一致性雜湊演算法 PHP 實現

nongnong發表於2019-12-06

本文轉載於

 一致性雜湊演算法在1997年由麻省理工學院提出的一種分散式雜湊(DHT)實現演算法,設計目標是為了解決因特網中的熱點(Hot spot)問題,初衷和CARP十分類似。一致性雜湊修正了CARP使用的簡單雜湊演算法帶來的問題,使得分散式雜湊(DHT)可以在P2P環境中真正得到應用。

一致性hash演算法提出了在動態變化的Cache環境中,判定雜湊演算法好壞的四個定義:

1、平衡性(Balance):平衡性是指雜湊的結果能夠儘可能分佈到所有的緩衝中去,這樣可以使得所有的緩衝空間都得到利用。很多雜湊演算法都能夠滿足這一條件。

2、單調性(Monotonicity):單調性是指如果已經有一些內容通過雜湊分派到了相應的緩衝中,又有新的緩衝加入到系統中。雜湊的結果應能夠保證原有已分配的內容可以被對映到原有的或者新的緩衝中去,而不會被對映到舊的緩衝集合中的其他緩衝區。

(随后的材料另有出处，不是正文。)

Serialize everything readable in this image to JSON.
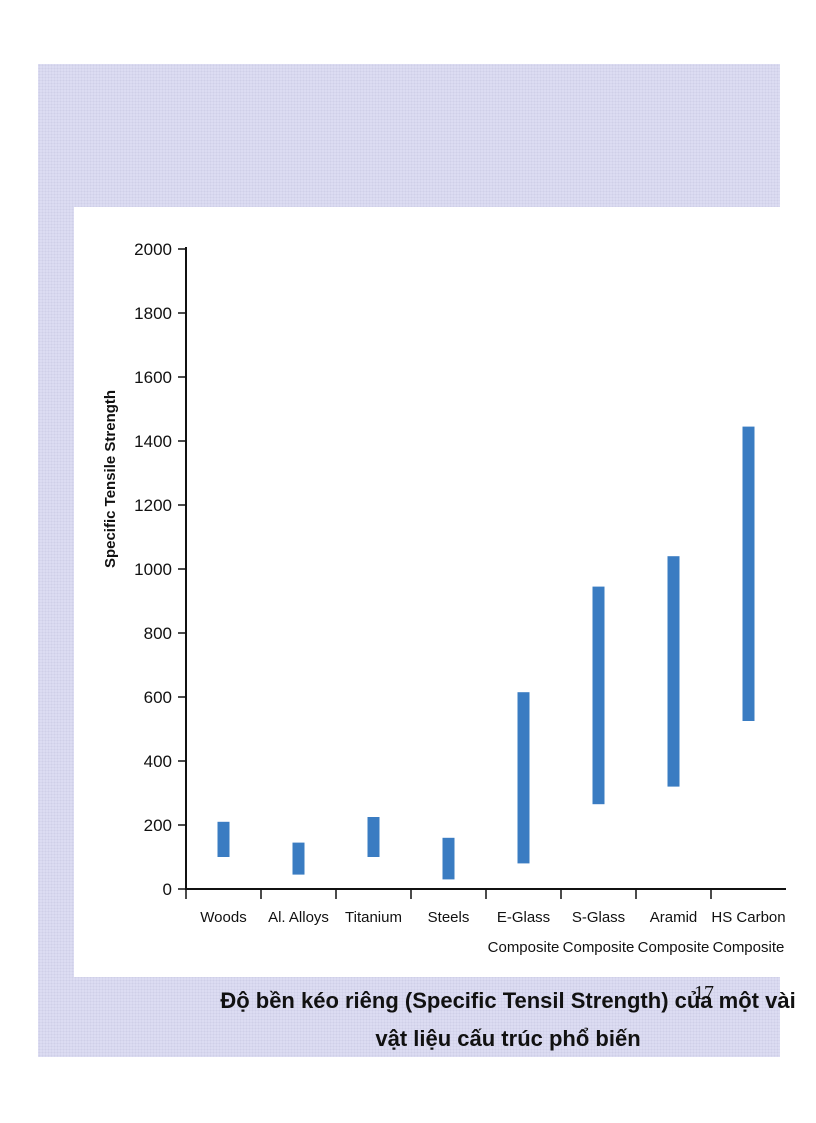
{
  "slide": {
    "caption_line1": "Độ bền kéo riêng (Specific Tensil Strength) của một vài",
    "caption_line2": "vật liệu cấu trúc phổ biến",
    "page_number": "17"
  },
  "colors": {
    "bar": "#3a7cc2",
    "axis": "#111111"
  },
  "chart_data": {
    "type": "bar",
    "subtype": "floating-range",
    "title": "",
    "xlabel": "",
    "ylabel": "Specific Tensile Strength",
    "ylim": [
      0,
      2000
    ],
    "yticks": [
      "0",
      "200",
      "400",
      "600",
      "800",
      "1000",
      "1200",
      "1400",
      "1600",
      "1800",
      "2000"
    ],
    "grid": false,
    "categories": [
      [
        "Woods"
      ],
      [
        "Al. Alloys"
      ],
      [
        "Titanium"
      ],
      [
        "Steels"
      ],
      [
        "E-Glass",
        "Composite"
      ],
      [
        "S-Glass",
        "Composite"
      ],
      [
        "Aramid",
        "Composite"
      ],
      [
        "HS Carbon",
        "Composite"
      ]
    ],
    "series": [
      {
        "name": "Specific Tensile Strength range",
        "low": [
          100,
          45,
          100,
          30,
          80,
          265,
          320,
          525
        ],
        "high": [
          210,
          145,
          225,
          160,
          615,
          945,
          1040,
          1445
        ]
      }
    ]
  }
}
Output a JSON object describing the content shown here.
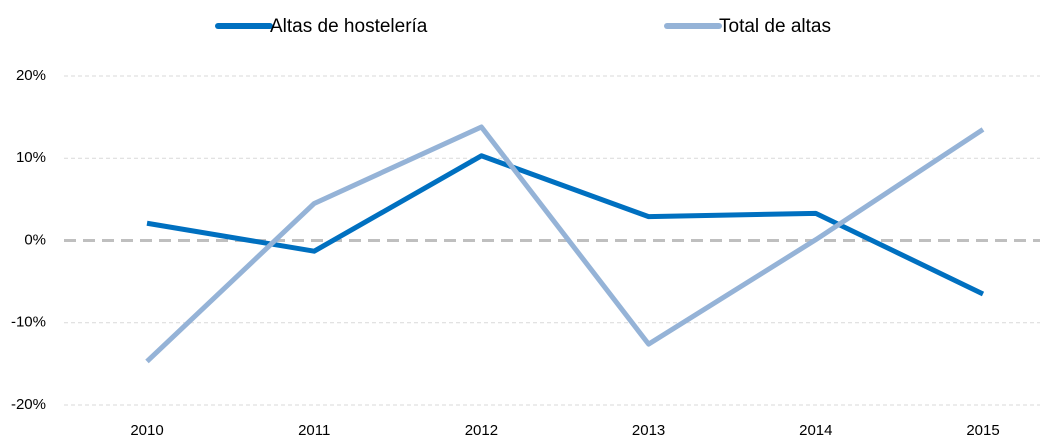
{
  "chart_data": {
    "type": "line",
    "categories": [
      "2010",
      "2011",
      "2012",
      "2013",
      "2014",
      "2015"
    ],
    "series": [
      {
        "name": "Altas de hostelería",
        "color": "#0070c0",
        "values": [
          2.1,
          -1.3,
          10.3,
          2.9,
          3.3,
          -6.5
        ]
      },
      {
        "name": "Total de altas",
        "color": "#95b3d7",
        "values": [
          -14.7,
          4.5,
          13.8,
          -12.6,
          0.1,
          13.5
        ]
      }
    ],
    "ylim": [
      -20,
      20
    ],
    "yticks": [
      {
        "value": -20,
        "label": "-20%"
      },
      {
        "value": -10,
        "label": "-10%"
      },
      {
        "value": 0,
        "label": "0%"
      },
      {
        "value": 10,
        "label": "10%"
      },
      {
        "value": 20,
        "label": "20%"
      }
    ],
    "grid": true,
    "legend": "top"
  }
}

3、分散性(Spread):在分散式環境中,終端有可能看不到所有的緩衝,而是隻能看到其中的一部分。當終端希望通過雜湊過程將內容對映到緩衝上時,由於不同終端所見的緩衝範圍有可能不同,從而導致雜湊的結果不一致,最終的結果是相同的內容被不同的終端對映到不同的緩衝區中。這種情況顯然是應該避免的,因為它導致相同內容被儲存到不同緩衝中去,降低了系統儲存的效率。分散性的定義就是上述情況發生的嚴重程度。好的雜湊演算法應能夠儘量避免不一致的情況發生,也就是儘量降低分散性。

4、負載(Load):負載問題實際上是從另一個角度看待分散性問題。既然不同的終端可能將相同的內容對映到不同的緩衝區中,那麼對於一個特定的緩衝區而言,也可能被不同的使用者對映為不同 的內容。與分散性一樣,這種情況也是應當避免的,因此好的雜湊演算法應能夠儘量降低緩衝的負荷。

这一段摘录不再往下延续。